WHAT TO DO WHEN YOUR BANK WON’T LET YOU WITHDRAW EQUITY ?
If you are wanting to withdraw equity in order to expand your portfolio, but your lender says “No” – then what? Breaking early from a loan can be expensive and complicated, especially if you are on a fixed rate term. However, you also have to weigh up the opportunity costs of not breaking the term early, and having to miss out on valuable opportunities. The time you wait in order to save some money could actually cost you more in money which you have not been able to earn as a result. In order to find out what your options are, it is best to get advice from a trusted mortgage broker. The guys at Zinger Finance are always willing to listen to your lending troubles and assess the different options available to you.
CHOOSING THE RIGHT BROKER
Investors often get locked into the wrong type of loans for their investing journey. It is of utmost importance to choose a broker who will take the time to assess your goals and research the best financing options for you. Setting up the right borrowing structure from day one can be a deciding factor in your success. Without the right structure, you risk being maxed out on your borrowing power well before you intend on stopping. This means you cannot play out your strategy to its full extent – compromising the level of success you could have had. You may also be locked into loan structures which don’t allow you freedom to withdraw equity as you like, and may try to force you to cross-collateralize your assets. While this is a great strategy for the banks (they have more assets on the books against a particular debt), it’s not good for the investor as it could undermine the entire portfolio if something goes wrong with a particular property and the banks forced you to sell your good property instead.

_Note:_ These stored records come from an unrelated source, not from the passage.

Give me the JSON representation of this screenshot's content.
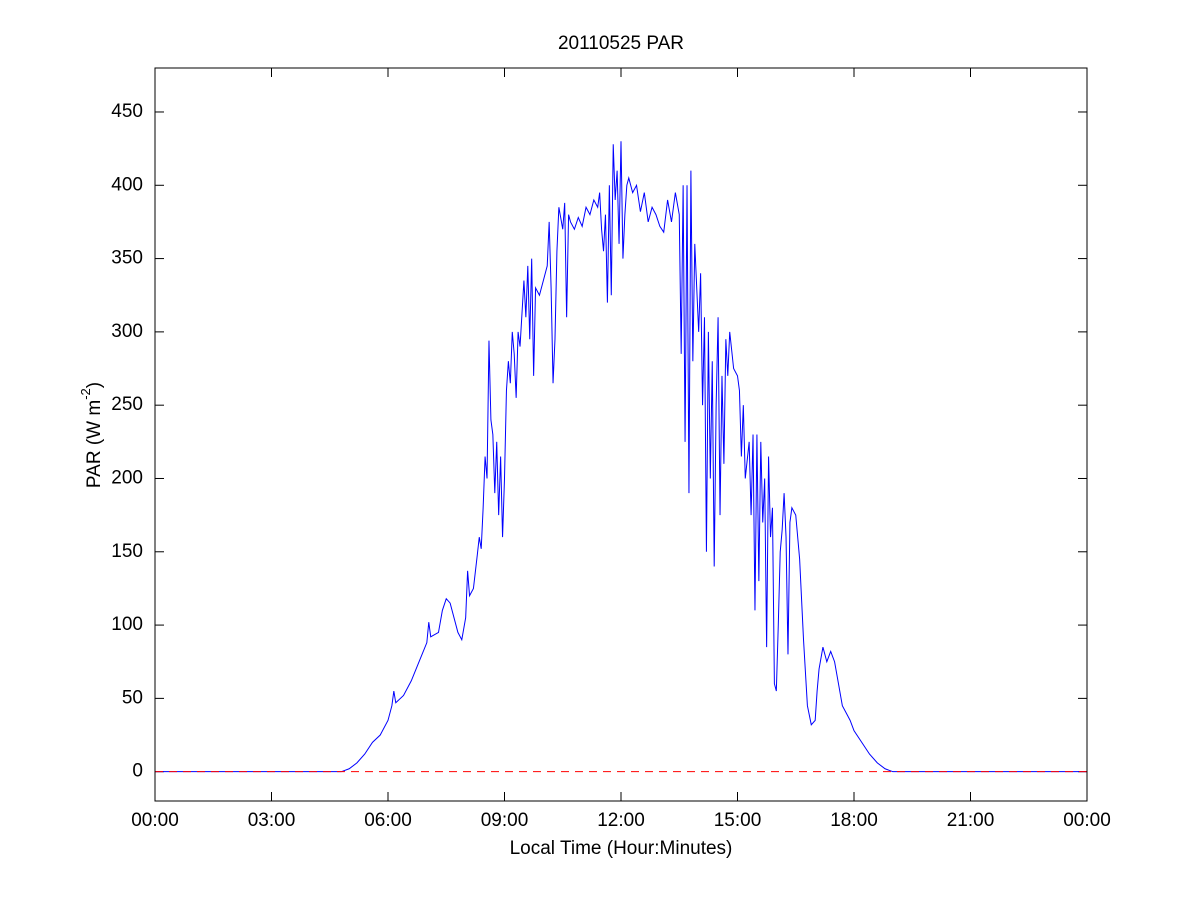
{
  "chart_data": {
    "type": "line",
    "title": "20110525 PAR",
    "xlabel": "Local Time (Hour:Minutes)",
    "ylabel": {
      "text": "PAR (W m",
      "superscript": "-2",
      "suffix": ")"
    },
    "xlim": [
      0,
      24
    ],
    "xticks": [
      {
        "value": 0,
        "label": "00:00"
      },
      {
        "value": 3,
        "label": "03:00"
      },
      {
        "value": 6,
        "label": "06:00"
      },
      {
        "value": 9,
        "label": "09:00"
      },
      {
        "value": 12,
        "label": "12:00"
      },
      {
        "value": 15,
        "label": "15:00"
      },
      {
        "value": 18,
        "label": "18:00"
      },
      {
        "value": 21,
        "label": "21:00"
      },
      {
        "value": 24,
        "label": "00:00"
      }
    ],
    "ylim": [
      -20,
      480
    ],
    "yticks": [
      0,
      50,
      100,
      150,
      200,
      250,
      300,
      350,
      400,
      450
    ],
    "grid": false,
    "hline": {
      "value": 0,
      "color": "#ff0000",
      "style": "dashed"
    },
    "series": [
      {
        "color": "#0000ff",
        "x": [
          0,
          4.8,
          5.0,
          5.2,
          5.4,
          5.6,
          5.8,
          6.0,
          6.1,
          6.15,
          6.2,
          6.4,
          6.6,
          6.8,
          7.0,
          7.05,
          7.1,
          7.3,
          7.4,
          7.5,
          7.6,
          7.8,
          7.9,
          8.0,
          8.05,
          8.1,
          8.2,
          8.3,
          8.35,
          8.4,
          8.45,
          8.5,
          8.55,
          8.6,
          8.65,
          8.7,
          8.75,
          8.8,
          8.85,
          8.9,
          8.95,
          9.0,
          9.05,
          9.1,
          9.15,
          9.2,
          9.25,
          9.3,
          9.35,
          9.4,
          9.5,
          9.55,
          9.6,
          9.65,
          9.7,
          9.75,
          9.8,
          9.9,
          10.0,
          10.1,
          10.15,
          10.2,
          10.25,
          10.3,
          10.35,
          10.4,
          10.5,
          10.55,
          10.6,
          10.65,
          10.7,
          10.8,
          10.9,
          11.0,
          11.1,
          11.2,
          11.3,
          11.4,
          11.45,
          11.5,
          11.55,
          11.6,
          11.65,
          11.7,
          11.75,
          11.8,
          11.85,
          11.9,
          11.95,
          12.0,
          12.05,
          12.1,
          12.15,
          12.2,
          12.3,
          12.4,
          12.5,
          12.6,
          12.7,
          12.8,
          12.9,
          13.0,
          13.1,
          13.2,
          13.3,
          13.4,
          13.5,
          13.55,
          13.6,
          13.65,
          13.7,
          13.75,
          13.8,
          13.85,
          13.9,
          14.0,
          14.05,
          14.1,
          14.15,
          14.2,
          14.25,
          14.3,
          14.35,
          14.4,
          14.45,
          14.5,
          14.55,
          14.6,
          14.65,
          14.7,
          14.75,
          14.8,
          14.9,
          15.0,
          15.05,
          15.1,
          15.15,
          15.2,
          15.3,
          15.35,
          15.4,
          15.45,
          15.5,
          15.55,
          15.6,
          15.65,
          15.7,
          15.75,
          15.8,
          15.85,
          15.9,
          15.95,
          16.0,
          16.05,
          16.1,
          16.15,
          16.2,
          16.25,
          16.3,
          16.35,
          16.4,
          16.5,
          16.6,
          16.7,
          16.8,
          16.9,
          17.0,
          17.05,
          17.1,
          17.2,
          17.3,
          17.4,
          17.5,
          17.6,
          17.7,
          17.8,
          17.9,
          18.0,
          18.2,
          18.4,
          18.6,
          18.8,
          19.0,
          24
        ],
        "values": [
          0,
          0,
          2,
          6,
          12,
          20,
          25,
          35,
          45,
          55,
          47,
          52,
          62,
          75,
          88,
          102,
          92,
          95,
          110,
          118,
          115,
          95,
          90,
          105,
          137,
          120,
          125,
          148,
          160,
          152,
          180,
          215,
          200,
          294,
          240,
          230,
          190,
          225,
          175,
          215,
          160,
          200,
          260,
          280,
          265,
          300,
          285,
          255,
          300,
          290,
          335,
          310,
          345,
          295,
          350,
          270,
          330,
          325,
          335,
          345,
          375,
          330,
          265,
          295,
          355,
          385,
          370,
          388,
          310,
          380,
          375,
          370,
          378,
          372,
          385,
          380,
          390,
          385,
          395,
          370,
          355,
          380,
          320,
          400,
          325,
          428,
          390,
          410,
          360,
          430,
          350,
          380,
          400,
          405,
          395,
          400,
          382,
          395,
          375,
          385,
          380,
          372,
          368,
          390,
          375,
          395,
          380,
          285,
          400,
          225,
          400,
          190,
          410,
          280,
          360,
          300,
          340,
          250,
          310,
          150,
          300,
          200,
          280,
          140,
          250,
          310,
          175,
          270,
          210,
          295,
          270,
          300,
          275,
          270,
          260,
          215,
          250,
          200,
          225,
          175,
          230,
          110,
          230,
          130,
          225,
          170,
          200,
          85,
          215,
          160,
          180,
          60,
          55,
          100,
          150,
          165,
          190,
          160,
          80,
          170,
          180,
          175,
          145,
          90,
          45,
          32,
          35,
          55,
          70,
          85,
          75,
          82,
          75,
          60,
          45,
          40,
          35,
          28,
          20,
          12,
          6,
          2,
          0,
          0
        ]
      }
    ]
  }
}
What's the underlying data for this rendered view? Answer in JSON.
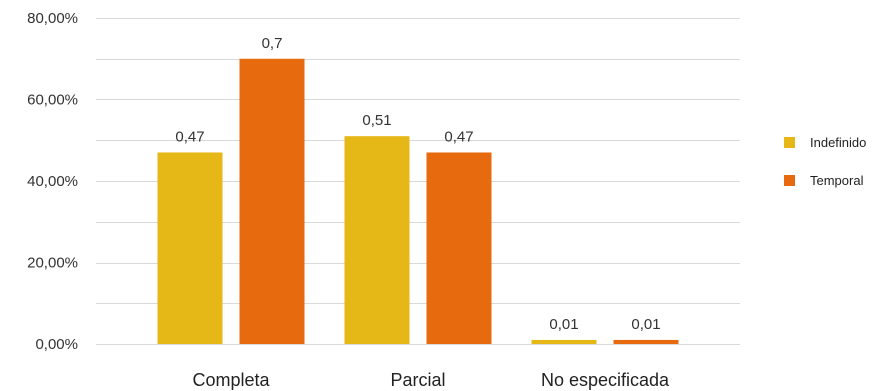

BE WARY OF BROKERS WHO CHASE AFTER HIGH COMMISSIONS
Many brokers operate by advising clients to go with a lender that offers the most competitive interest rate. Often, clients think that they are getting a good deal because of this. If you are an investor looking to build a portfolio, however, the best lenders for you will be those who are willing to give you the mileage and release equity in order to help you expand – not those who save you on interest. Often hidden behind those attractively low-interest rate deals are other costs that enable the lender to get its money back without you realising. Also hidden are the attractively high commissions payable to the brokers who sign you up to the finance.